Nugroho mengatakan, polisi telah menangkap dan menetapkan tiga orang menjadi tersangka, yakni pemilik sekaligus Direktur Utama PT Kiat Unggul berinisial IM, Manajer Operasional BH, dan Manajer Personalia RW. Polisi menjerat ketiganya dengan pasal berlapis, yakni kelalaian yang menyebabkan orang lain meninggal, pelanggaran ketenagakerjaan, dan lingkungan hidup.
Perusahaan tersebut juga tidak menerapkan standar keselamatan apa pun di tiga pabrik perakitannya. Padahal, karyawan bekerja di lingkungan berisiko tinggi.
Pabrik perakitan macis berukuran 6 meter x 16 meter tersebut terbakar pada Jumat (21/6/2019) siang. Api membesar begitu cepat dan membakar tumpukan macis yang ada di dalam pabrik. Sebanyak 30 pekerja dan anak-anak tewas terjabak di dalam pabrik. ”Pintu depan pabrik terkunci dan jendelanya memakai terali besi sehingga korban tidak bisa menyelamatkan diri,” kata Nugroho.

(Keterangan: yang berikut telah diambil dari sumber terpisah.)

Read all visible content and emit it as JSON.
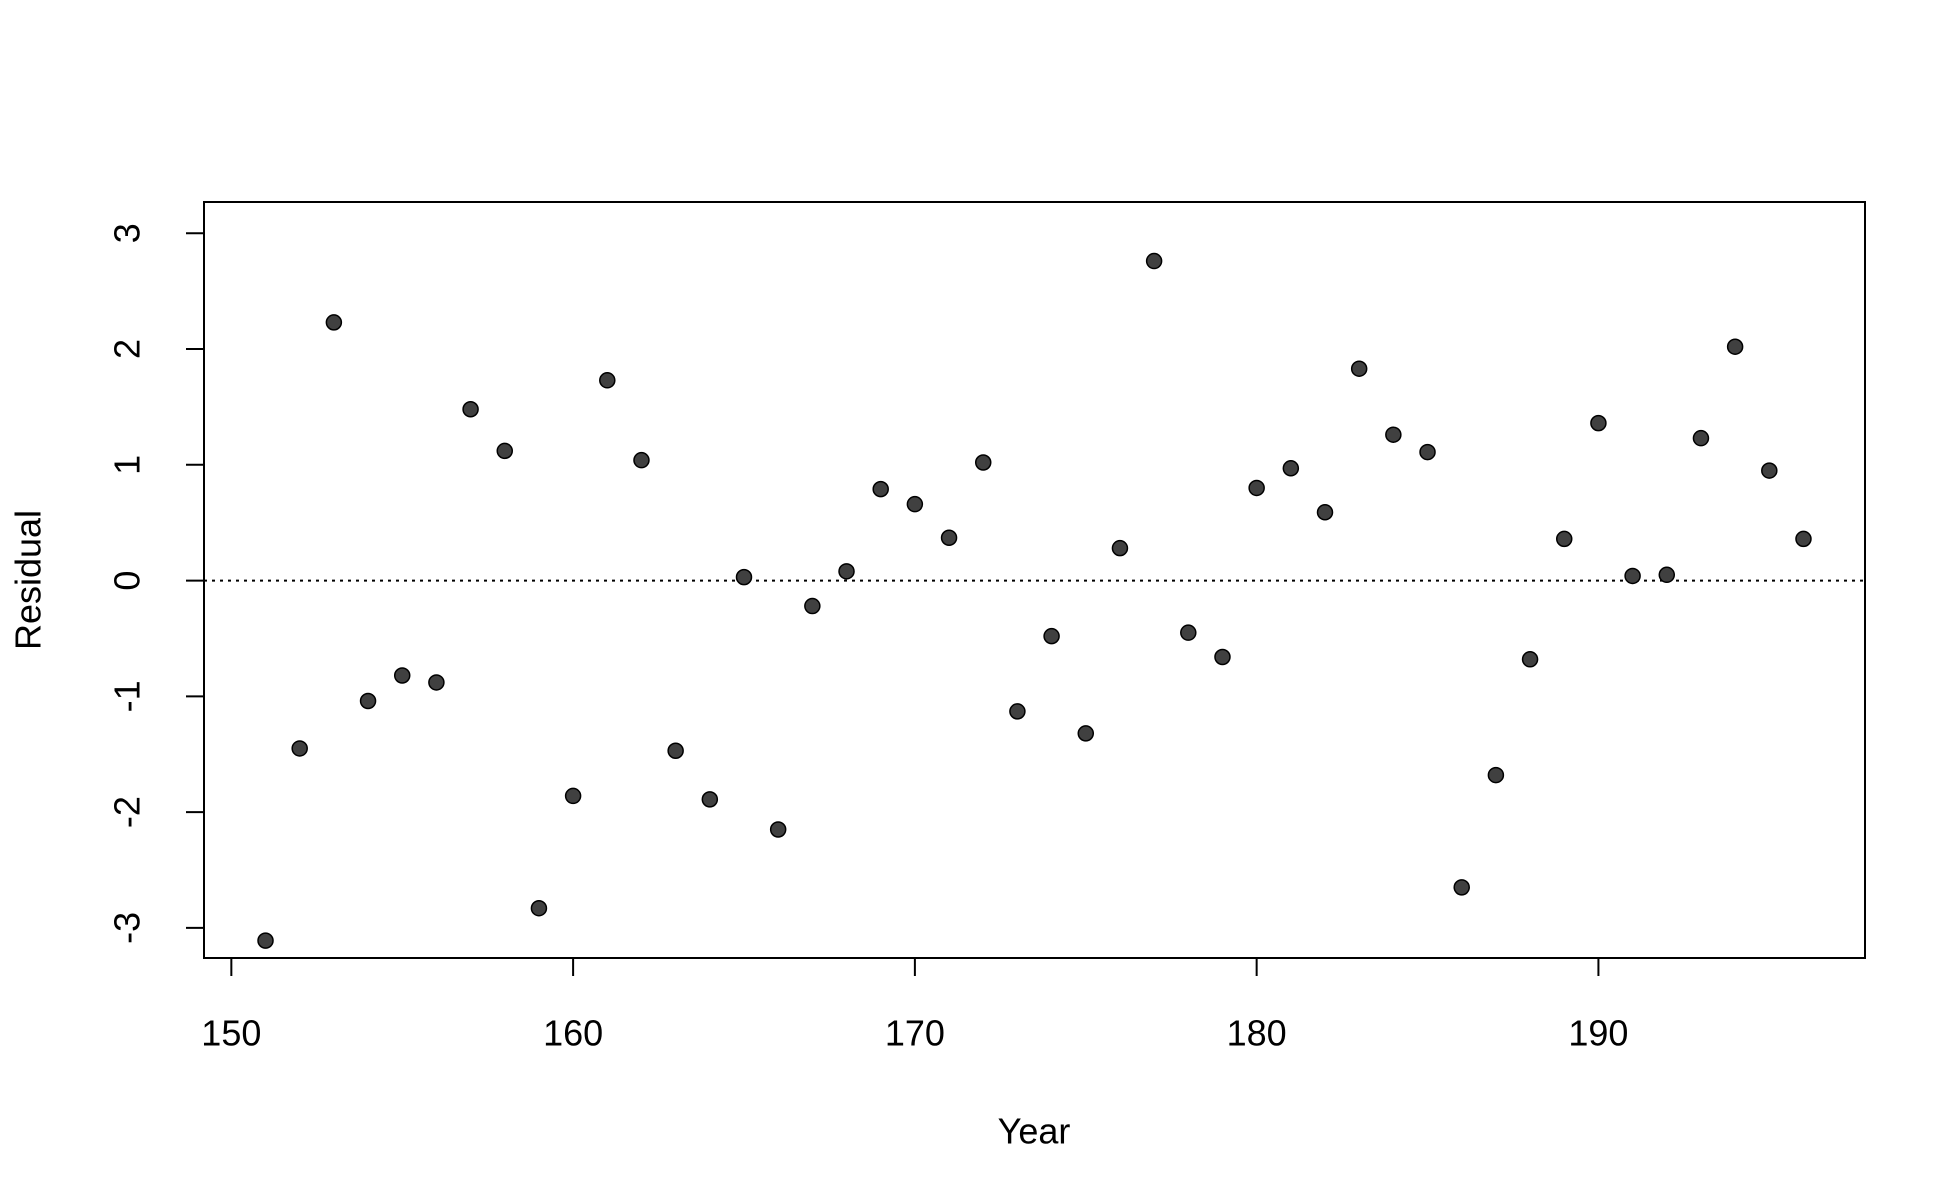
{
  "chart_data": {
    "type": "scatter",
    "x_label": "Year",
    "y_label": "Residual",
    "x": [
      151,
      152,
      153,
      154,
      155,
      156,
      157,
      158,
      159,
      160,
      161,
      162,
      163,
      164,
      165,
      166,
      167,
      168,
      169,
      170,
      171,
      172,
      173,
      174,
      175,
      176,
      177,
      178,
      179,
      180,
      181,
      182,
      183,
      184,
      185,
      186,
      187,
      188,
      189,
      190,
      191,
      192,
      193,
      194,
      195,
      196
    ],
    "values": [
      -3.11,
      -1.45,
      2.23,
      -1.04,
      -0.82,
      -0.88,
      1.48,
      1.12,
      -2.83,
      -1.86,
      1.73,
      1.04,
      -1.47,
      -1.89,
      0.03,
      -2.15,
      -0.22,
      0.08,
      0.79,
      0.66,
      0.37,
      1.02,
      -1.13,
      -0.48,
      -1.32,
      0.28,
      2.76,
      -0.45,
      -0.66,
      0.8,
      0.97,
      0.59,
      1.83,
      1.26,
      1.11,
      -2.65,
      -1.68,
      -0.68,
      0.36,
      1.36,
      0.04,
      0.05,
      1.23,
      2.02,
      0.95,
      0.36
    ],
    "color": "#404040",
    "reference_line": 0,
    "xlim": [
      149.2,
      197.8
    ],
    "ylim": [
      -3.26,
      3.27
    ],
    "xticks": [
      150,
      160,
      170,
      180,
      190
    ],
    "yticks": [
      -3,
      -2,
      -1,
      0,
      1,
      2,
      3
    ]
  }
}
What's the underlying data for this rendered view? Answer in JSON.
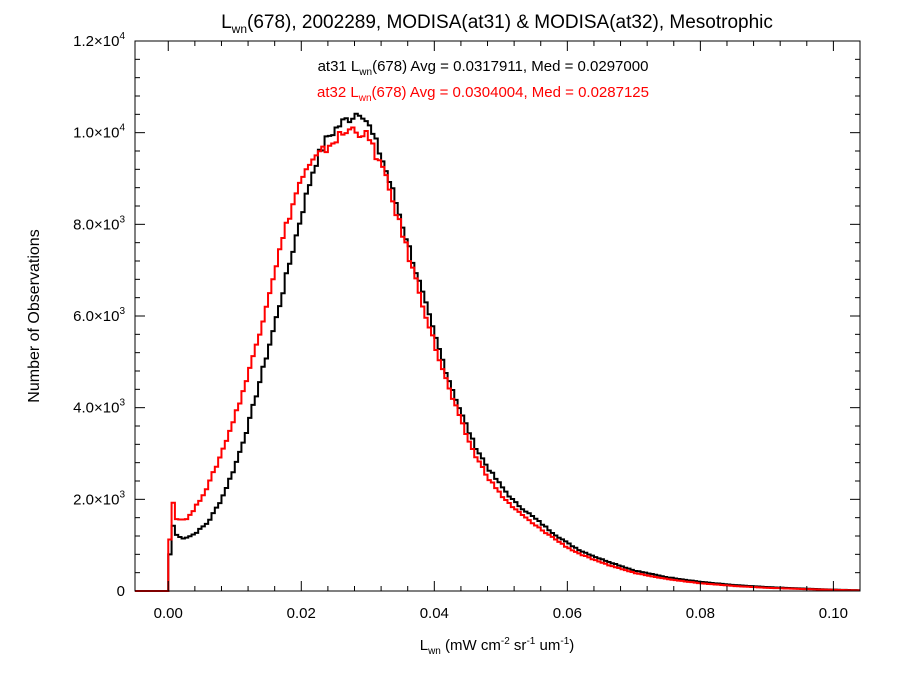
{
  "chart_data": {
    "type": "line",
    "title": {
      "prefix": "L",
      "sub": "wn",
      "rest": "(678), 2002289, MODISA(at31) & MODISA(at32), Mesotrophic"
    },
    "xlabel": {
      "prefix": "L",
      "sub": "wn",
      "rest": " (mW cm",
      "sup1": "-2",
      "mid": " sr",
      "sup2": "-1",
      "end": " um",
      "sup3": "-1",
      "close": ")"
    },
    "ylabel": "Number of Observations",
    "xlim": [
      -0.005,
      0.104
    ],
    "ylim": [
      0,
      12000
    ],
    "xticks": [
      {
        "value": 0.0,
        "label": "0.00"
      },
      {
        "value": 0.02,
        "label": "0.02"
      },
      {
        "value": 0.04,
        "label": "0.04"
      },
      {
        "value": 0.06,
        "label": "0.06"
      },
      {
        "value": 0.08,
        "label": "0.08"
      },
      {
        "value": 0.1,
        "label": "0.10"
      }
    ],
    "yticks": [
      {
        "value": 0,
        "mant": "0",
        "exp": ""
      },
      {
        "value": 2000,
        "mant": "2.0×10",
        "exp": "3"
      },
      {
        "value": 4000,
        "mant": "4.0×10",
        "exp": "3"
      },
      {
        "value": 6000,
        "mant": "6.0×10",
        "exp": "3"
      },
      {
        "value": 8000,
        "mant": "8.0×10",
        "exp": "3"
      },
      {
        "value": 10000,
        "mant": "1.0×10",
        "exp": "4"
      },
      {
        "value": 12000,
        "mant": "1.2×10",
        "exp": "4"
      }
    ],
    "annotations": [
      {
        "pre": "at31 L",
        "sub": "wn",
        "post": "(678) Avg = 0.0317911, Med = 0.0297000",
        "color": "#000000"
      },
      {
        "pre": "at32 L",
        "sub": "wn",
        "post": "(678) Avg = 0.0304004, Med = 0.0287125",
        "color": "#ff0000"
      }
    ],
    "series": [
      {
        "name": "at31",
        "color": "#000000",
        "x": [
          -0.005,
          0.0,
          0.0005,
          0.001,
          0.002,
          0.003,
          0.004,
          0.006,
          0.008,
          0.01,
          0.012,
          0.014,
          0.016,
          0.018,
          0.02,
          0.022,
          0.024,
          0.026,
          0.028,
          0.029,
          0.03,
          0.032,
          0.034,
          0.036,
          0.038,
          0.04,
          0.042,
          0.044,
          0.046,
          0.048,
          0.05,
          0.052,
          0.055,
          0.058,
          0.06,
          0.062,
          0.065,
          0.07,
          0.075,
          0.08,
          0.085,
          0.09,
          0.095,
          0.1,
          0.104
        ],
        "y": [
          0,
          0,
          1600,
          1250,
          1150,
          1180,
          1250,
          1500,
          2000,
          2700,
          3600,
          4700,
          5800,
          7000,
          8200,
          9300,
          9900,
          10200,
          10400,
          10500,
          10200,
          9500,
          8600,
          7600,
          6600,
          5600,
          4700,
          3900,
          3200,
          2700,
          2300,
          1950,
          1600,
          1250,
          1050,
          880,
          700,
          450,
          300,
          200,
          130,
          85,
          55,
          30,
          15
        ]
      },
      {
        "name": "at32",
        "color": "#ff0000",
        "x": [
          -0.005,
          0.0,
          0.0005,
          0.001,
          0.002,
          0.003,
          0.004,
          0.006,
          0.008,
          0.01,
          0.012,
          0.014,
          0.016,
          0.018,
          0.02,
          0.022,
          0.024,
          0.026,
          0.028,
          0.03,
          0.032,
          0.034,
          0.036,
          0.038,
          0.04,
          0.042,
          0.044,
          0.046,
          0.048,
          0.05,
          0.052,
          0.055,
          0.058,
          0.06,
          0.062,
          0.065,
          0.07,
          0.075,
          0.08,
          0.085,
          0.09,
          0.095,
          0.1,
          0.104
        ],
        "y": [
          0,
          0,
          2250,
          1600,
          1550,
          1600,
          1800,
          2300,
          3000,
          3800,
          4700,
          5800,
          7000,
          8100,
          9000,
          9400,
          9700,
          9950,
          10100,
          9900,
          9300,
          8400,
          7400,
          6400,
          5400,
          4500,
          3700,
          3000,
          2500,
          2100,
          1800,
          1450,
          1150,
          950,
          800,
          620,
          400,
          260,
          170,
          110,
          70,
          45,
          25,
          12
        ]
      }
    ]
  }
}
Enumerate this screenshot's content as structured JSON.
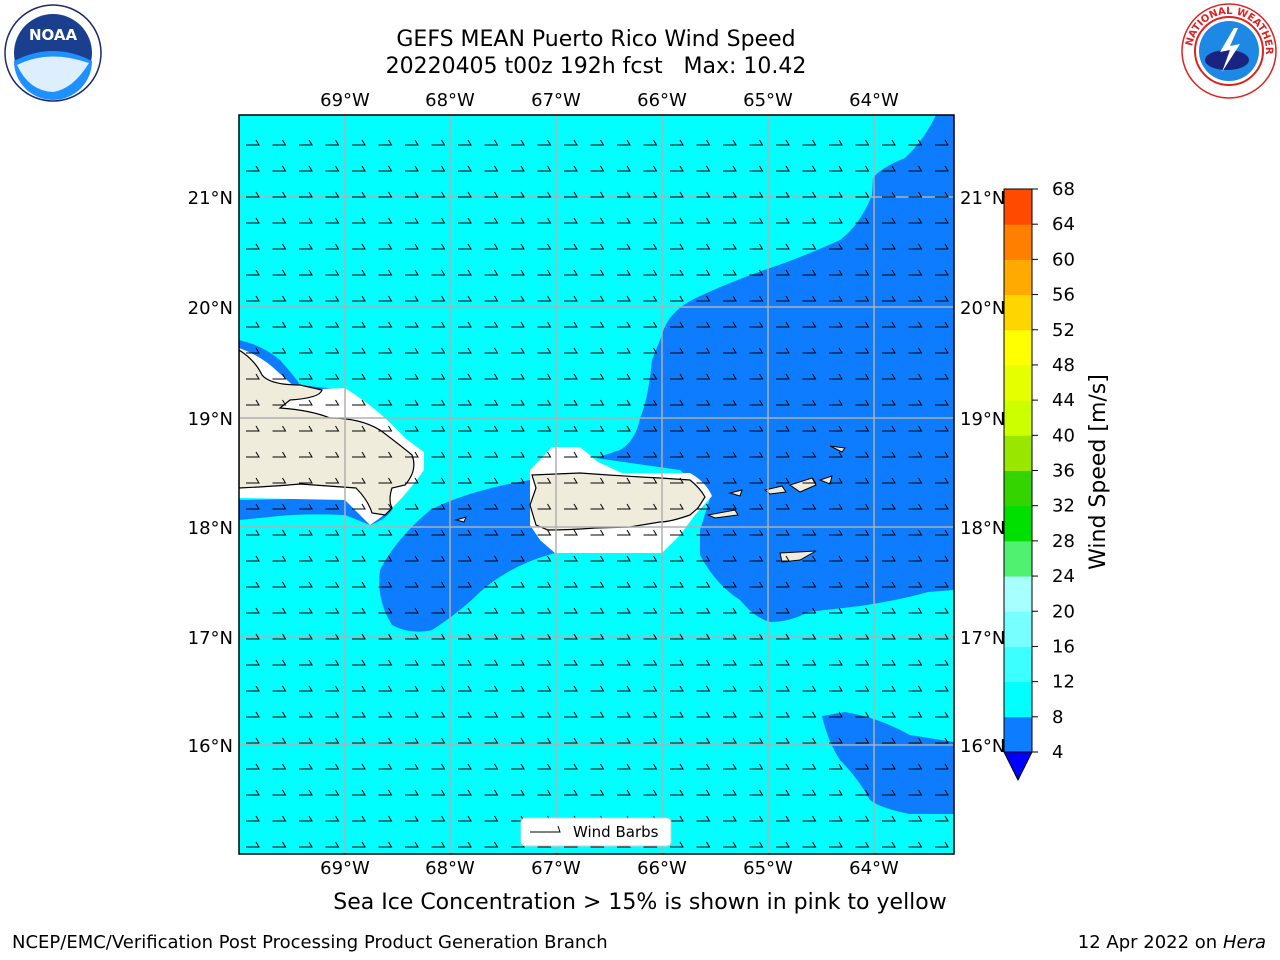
{
  "header": {
    "title_line1": "GEFS MEAN Puerto Rico Wind Speed",
    "title_line2": "20220405 t00z 192h fcst   Max: 10.42"
  },
  "axes": {
    "lon_labels": [
      "69°W",
      "68°W",
      "67°W",
      "66°W",
      "65°W",
      "64°W"
    ],
    "lat_labels": [
      "21°N",
      "20°N",
      "19°N",
      "18°N",
      "17°N",
      "16°N"
    ]
  },
  "legend": {
    "label": "Wind Barbs"
  },
  "colorbar": {
    "label": "Wind Speed [m/s]",
    "ticks": [
      "4",
      "8",
      "12",
      "16",
      "20",
      "24",
      "28",
      "32",
      "36",
      "40",
      "44",
      "48",
      "52",
      "56",
      "60",
      "64",
      "68"
    ],
    "colors": [
      "#0d7cff",
      "#00ffff",
      "#3cffff",
      "#77ffff",
      "#a8ffff",
      "#50f070",
      "#00e000",
      "#33d400",
      "#99e600",
      "#ccff00",
      "#e6ff00",
      "#ffff00",
      "#ffd500",
      "#ffaa00",
      "#ff7f00",
      "#ff4a00",
      "#ff1500"
    ],
    "extend_color": "#0000ff"
  },
  "colors": {
    "ocean_light": "#00ffff",
    "ocean_blue": "#0d7cff",
    "land": "#efecdc",
    "gridline": "#b0b0b0"
  },
  "icons": {
    "left_logo": "noaa-logo",
    "right_logo": "nws-logo"
  },
  "note": "Sea Ice Concentration > 15% is shown in pink to yellow",
  "footer": {
    "credit": "NCEP/EMC/Verification Post Processing Product Generation Branch",
    "date": "12 Apr 2022 on",
    "machine": "Hera"
  }
}
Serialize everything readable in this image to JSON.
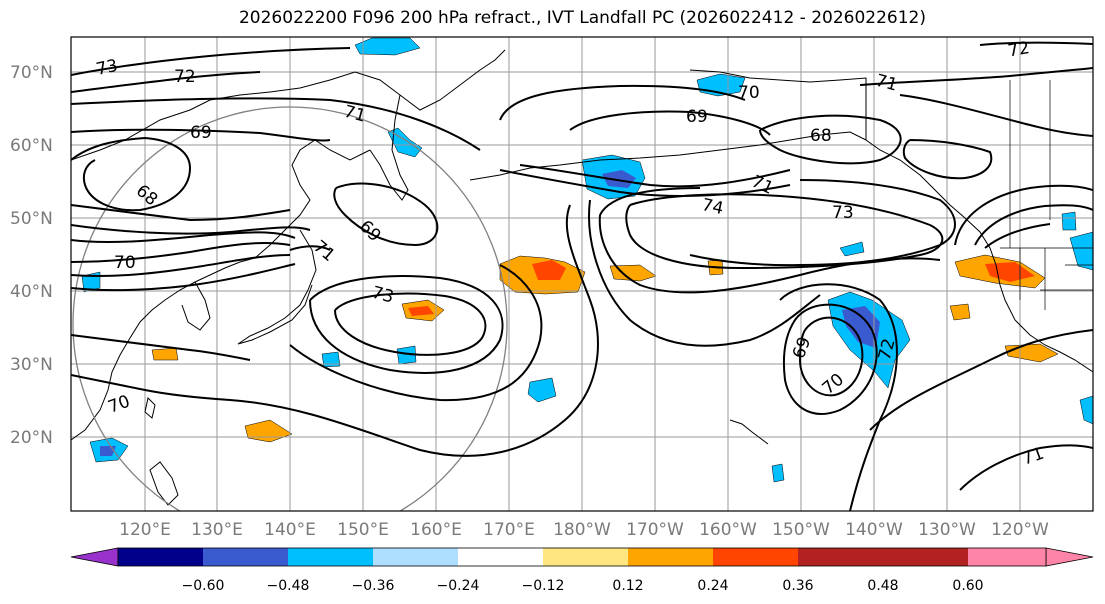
{
  "title": "2026022200 F096 200 hPa refract., IVT Landfall PC (2026022412 - 2026022612)",
  "lat_labels": [
    "70°N",
    "60°N",
    "50°N",
    "40°N",
    "30°N",
    "20°N"
  ],
  "lon_labels": [
    "120°E",
    "130°E",
    "140°E",
    "150°E",
    "160°E",
    "170°E",
    "180°W",
    "170°W",
    "160°W",
    "150°W",
    "140°W",
    "130°W",
    "120°W"
  ],
  "contour_labels": [
    "73",
    "72",
    "71",
    "69",
    "68",
    "70",
    "69",
    "71",
    "73",
    "70",
    "69",
    "71",
    "74",
    "73",
    "68",
    "69",
    "70",
    "71",
    "72",
    "72",
    "70",
    "71"
  ],
  "colorbar": {
    "ticks": [
      "−0.60",
      "−0.48",
      "−0.36",
      "−0.24",
      "−0.12",
      "0.12",
      "0.24",
      "0.36",
      "0.48",
      "0.60"
    ],
    "colors": [
      "#9932cc",
      "#00008b",
      "#3a5bd0",
      "#00bfff",
      "#aedfff",
      "#ffffff",
      "#ffe680",
      "#ffa500",
      "#ff4500",
      "#b22222",
      "#ff85a8"
    ]
  }
}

Nugroho mengatakan, induk pabrik perakitan macis tersebut adalah PT Kiat Unggul di Kecamatan Sunggal, Kabupaten Deli Serdang. Kegiatan produksinya mengisi bahan bakar gas ke bodi macis dan merakit bodi ke pemantik. Perusahaan juga membuka tiga pabrik rumahan khusus untuk perakitan saja.
”Perusahaan hanya punya izin usaha industri di pabrik induk di Sunggal, tetapi di tiga pabrik rumahan perakitan tidak punya izin,” kata Nugroho.
Nugroho mengatakan, PT Kiat memproduksi macis dalam skala besar dengan produksi sekitar 80.000 buah per hari. Produksinya dijual di Sumut, Aceh, Riau, Jambi, dan provinsi lainnya. Pekerjaan di pabrik itu berisiko tinggi karena harus menghidupkan macis setiap selesai dirakit lalu menyetelnya agar api tidak terlalu besar atau kecil.
Direktur Yayasan Bina Keterampilan Pedesaan (Bitra) Indonesia Rusdiana Adi mengatakan, kasus kebakaran pabrik rumahan tersebut menunjukkan potret kelam kondisi pekerja rumahan di Sumatera Utara. ”Mereka bekerja dalam lingkungan berisiko tinggi tanpa standar keselamatan apa pun, upah sangat murah, dan tidak ada jaminan sosial,” katanya.
Rusdiana mengatakan, Bitra yang bekerja sama dengan Serikat Pekerja Rumahan menemukan bahwa pekerja diupah Rp 1.200 setiap merakit 50 buah macis. Para pekerja pun hanya bisa mendapat Rp 500.000 hingga Rp 700.000 per bulan.
Semua korban diidentifikasi
Kepala Badan Penanggulangan Bencana Daerah Kabupaten Langkat Irwan Syahri mengatakan, semua korban telah diidentifikasi dan telah dimakamkan pada Senin dini hari. Identifikasi dilakukan oleh tim DVI Disaster Victim Investigation Polda Sumut.
Irwan mengatakan, pemerintah memfasilitasi seluruh pemakaman korban dan memberikan bantuan sosial kepada para korban.